Взыскание ему после обжалования снизили. Перевели в Фатеж, директором СПТУ.
А Коробов потом оказался на скамье подсудимых.
Мы с Евсеенковым прогуливаемся по главной улице Фатежа. Вот завалился вдоль улицы грязно-зеленый забор. Оказывается, по этой улице проходила в 1980 году трасса олимпийского огня. Не только Москва, но и Фатеж готовился к Олимпиаде. Там, где вдоль дороги стояли разрушенные сараи и ветхие домишки, там и поставили перед ними высокий ярко-зеленый забор. Кавалькада с факелом промчалась, Олимпиада отгремела, и вот валяется он уже семь лет, потемневший от времени, открывая вид на развалюхи. А вот средняя школа. Водосточную трубу тоже, видимо, давно оборвали дети. Дождевая вода, стекая, хлещет по кирпичной стене, угол школы почернел. Евсеенков вздыхает:
— Скоро нужен ремонт. И мы еще хотим быть богатыми.
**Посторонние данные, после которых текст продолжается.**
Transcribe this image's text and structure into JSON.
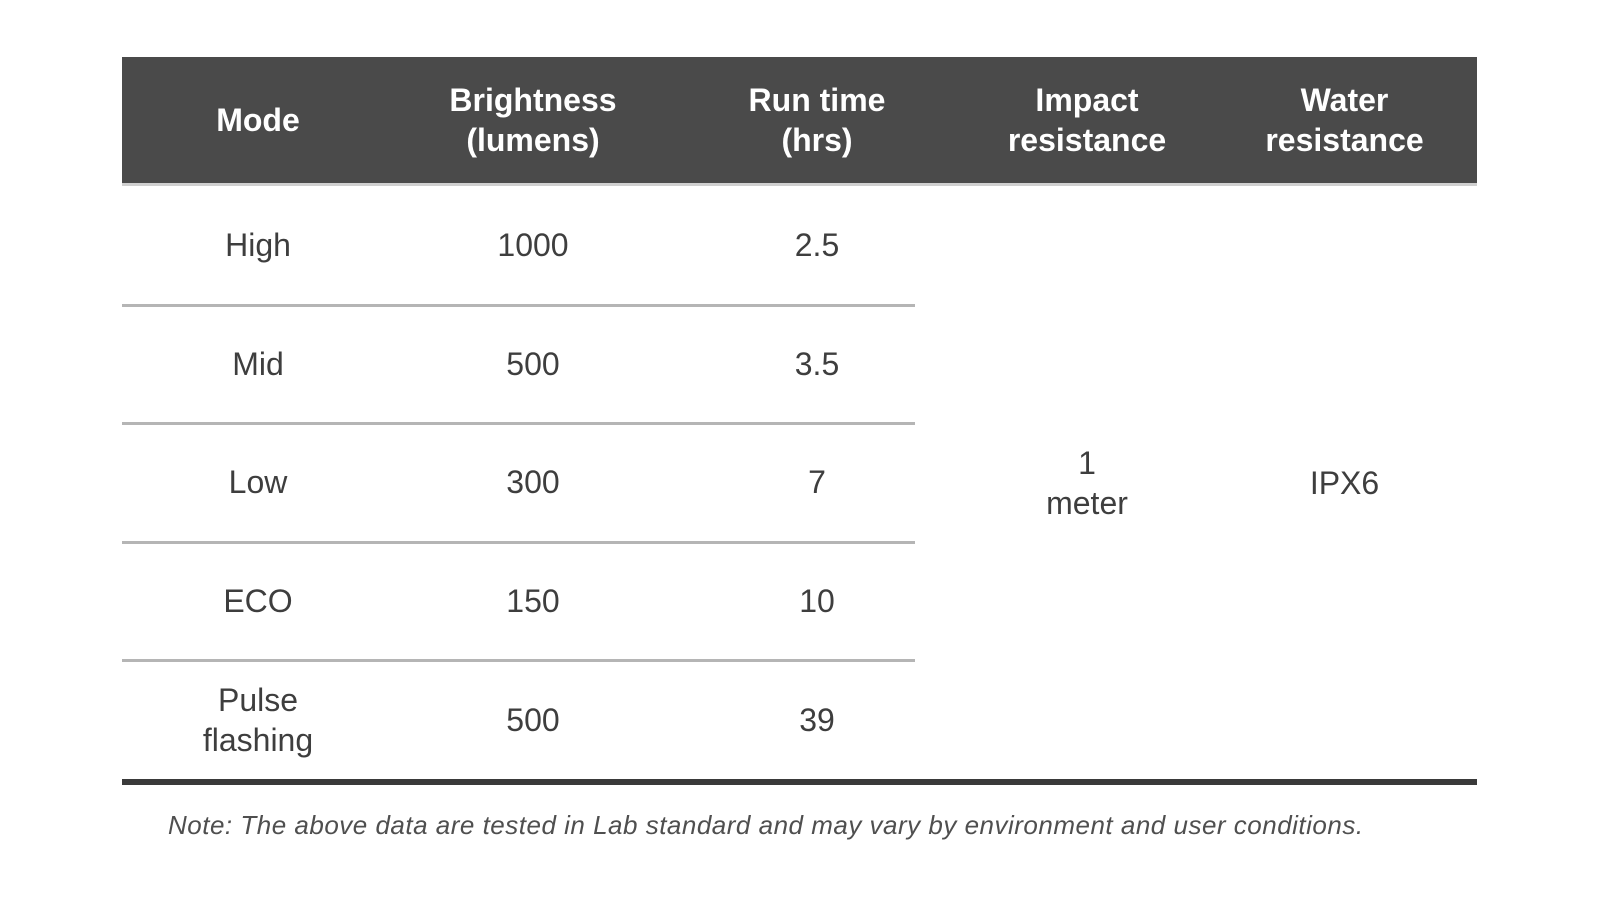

Став директором училища, Евсеенков характер не изменил.
Училище тоже на бывшей олимпийской трассе. Евсеенкову велено было оштукатурить фасад под шубу. Для вида с трассы. Он отказался «уродовать» здание: дом старинный, со сложной кладкой. Если оштукатуривать, то все. «Будем вас заслушивать за срыв подготовки к Олимпиаде»,— сказали ему. Вмешался архитектор из области: «Директор прав».
И опять последняя капля — поборы.
— Иногда райком обращался ко мне: тут у нас гости работают, накормите. Ну, у нас кто-то в поле, на других занятиях, обеды остаются, не отказывали. Потом стали в меню водку вписывать.
Евсеенков сохранил накладную: обед — на «31 руб. 81 копейку». Больше половины стоимости — водка. Тут же стоит резолюция Евсеенкова: «За водку не оплачивать».
— Стали обманывать меня, вместо одной водки пишут десять лангетов. Но у нас главбух Локтионова Вера Ивановна очень принципиальная была, жестче меня. Мы это пресекли.
В училище зачастили проверяющие, в том числе и из райкома партии. Одновременно в райком пришло два письма.
Одно — анонимное. «Как не стыдно коммунисту Евсеенкову, это хапуга, самовлюбленный хам. За народные деньги построил себе особняк, за счет училища положил на сберкнижку 23 тыс. рублей, и теперь жалко расставаться с таким кладом, откуда кормился столько лет… Его любовница — главбух, которая делила с ним и кровать, и ворованные деньги.
Работники СПТУ».
Другое письмо подписано подавляющим большинством работников училища (36 подписей), адресовано первому секретарю райкома партии. «Уважаемый тов. Пронский. В последнее время в училище появился целый ряд проверок, комиссии. Чувствовался «особый настрой», стремление найти только отрицательное. Работа у нас проводится, коллектив дружный, и основная заслуга в этом нашего директора. Коллектив его уважает. Убедительно просим Вас вдуматься в это письмо. Вы ведь решаете судьбу человека, коллектива в целом. Просим проявить истинно партийное отношение к человеку, к делу…»
Поперек письма, по живым, просительным строкам первый секретарь вывел крупно красным карандашом: «Кто собирал подписи? А. Пронский».
А анонимка пошла в ход. По ней провели ревизию и затем возбудили уголовное дело.
Евсеенков стал рядовым преподавателем. Больше других проверяющих старался инструктор райкома партии В. Емельянов. Он и возглавил училище. Видимо, он был сговорчивее Евсеенкова: вскоре его судили, «совершил хищение государственного имущества путем присвоения» (из постановления суда).
Колхозная эпопея и училищная — близнецы. И взыскание Евсеенкову после обжалования снова меняют: вместо «строгача с занесением» — «указать».
Но «делу» уже дали ход.
В. Локтионова: «Ревизию проводили Кусков, от которого училище с трудом избавилось несколько лет назад, Лукьянчиков и Изотов. Во время ревизии пропадали документы. Ни меня, ни Евсеенкова ни разу не пригласили. Вызвали только акт подписать. Прошу: «Дайте хоть прочитать».— «А вы что, не знаете, что у вас тут творилось?» А Емельянов, новый директор: «Уходите, я с вами работать не буду».— «Почему?» — «Я с жуликами работать не хочу»… А нового бухгалтера после меня через год судили, еще раньше, чем Емельянова».